Work with big data reasonably quickly without destroying RAM over time

Hello everyone,

Please excuse me if this is the wrong place for this, but I have a very general question. Is R useful when writing code used to work large tables? Are there better programming languages? The reason that I ask is that I have ruined 2 sticks of ram by constantly running an analysis on my computer that requires a very large table to be loaded to subset from. I have tried read.csv.sql() but this takes an amount of time that makes it unusable. Any quicker sql methods?



Sound like you could take a look at dbplyr :+1:

Thanks for the response. I looked into this but the function to collect data from the database once it is created and can be referenced is way too slow. I have a 7gb table of species occurrence data and it takes more 20min to pull a just few species from it (cannot work for my work flow).

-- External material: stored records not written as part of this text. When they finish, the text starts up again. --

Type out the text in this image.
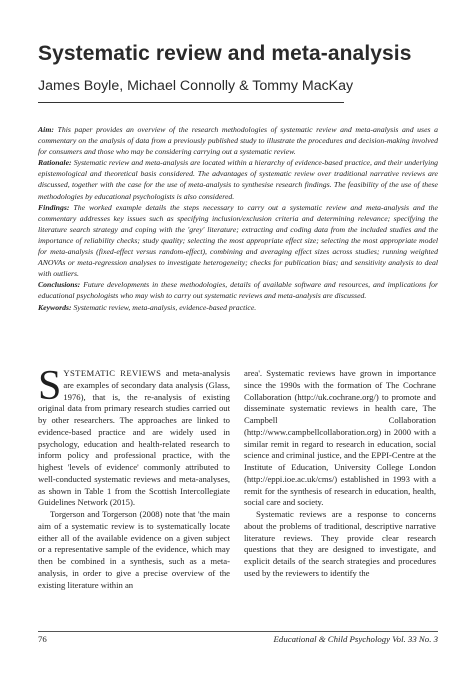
Systematic review and meta-analysis
James Boyle, Michael Connolly & Tommy MacKay

Aim: This paper provides an overview of the research methodologies of systematic review and meta-analysis and uses a commentary on the analysis of data from a previously published study to illustrate the procedures and decision-making involved for consumers and those who may be considering carrying out a systematic review.

Rationale: Systematic review and meta-analysis are located within a hierarchy of evidence-based practice, and their underlying epistemological and theoretical basis considered. The advantages of systematic review over traditional narrative reviews are discussed, together with the case for the use of meta-analysis to synthesise research findings. The feasibility of the use of these methodologies by educational psychologists is also considered.

Findings: The worked example details the steps necessary to carry out a systematic review and meta-analysis and the commentary addresses key issues such as specifying inclusion/exclusion criteria and determining relevance; specifying the literature search strategy and coping with the 'grey' literature; extracting and coding data from the included studies and the importance of reliability checks; study quality; selecting the most appropriate effect size; selecting the most appropriate model for meta-analysis (fixed-effect versus random-effect), combining and averaging effect sizes across studies; running weighted ANOVAs or meta-regression analyses to investigate heterogeneity; checks for publication bias; and sensitivity analysis to deal with outliers.

Conclusions: Future developments in these methodologies, details of available software and resources, and implications for educational psychologists who may wish to carry out systematic reviews and meta-analysis are discussed.

Keywords: Systematic review, meta-analysis, evidence-based practice.

SYSTEMATIC REVIEWS and meta-analysis are examples of secondary data analysis (Glass, 1976), that is, the re-analysis of existing original data from primary research studies carried out by other researchers. The approaches are linked to evidence-based practice and are widely used in psychology, education and health-related research to inform policy and professional practice, with the highest 'levels of evidence' commonly attributed to well-conducted systematic reviews and meta-analyses, as shown in Table 1 from the Scottish Intercollegiate Guidelines Network (2015).

Torgerson and Torgerson (2008) note that 'the main aim of a systematic review is to systematically locate either all of the available evidence on a given subject or a representative sample of the evidence, which may then be combined in a synthesis, such as a meta-analysis, in order to give a precise overview of the existing literature within an

area'. Systematic reviews have grown in importance since the 1990s with the formation of The Cochrane Collaboration (http://uk.cochrane.org/) to promote and disseminate systematic reviews in health care, The Campbell Collaboration (http://www.campbellcollaboration.org) in 2000 with a similar remit in regard to research in education, social science and criminal justice, and the EPPI-Centre at the Institute of Education, University College London (http://eppi.ioe.ac.uk/cms/) established in 1993 with a remit for the synthesis of research in education, health, social care and society.

Systematic reviews are a response to concerns about the problems of traditional, descriptive narrative literature reviews. They provide clear research questions that they are designed to investigate, and explicit details of the search strategies and procedures used by the reviewers to identify the

76	Educational & Child Psychology Vol. 33 No. 3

What seems to be the case: sql language is just slow, most RAM is too fragile and most computers aren't smart enough to not let this component fry. Solution?- money and time for large desktop setup and hardware and software modification.

This doesn't sound normal, maybe your sql server needs some fine tuning to speed up queries or you need to change to a more specialized big data solution for on-disk data storage e.g. Spark + Apache Arrow

Another option is to invest less money renting a large virtual machine just for the time it takes to process your data and pull the results out.

This topic was automatically closed 21 days after the last reply. New replies are no longer allowed.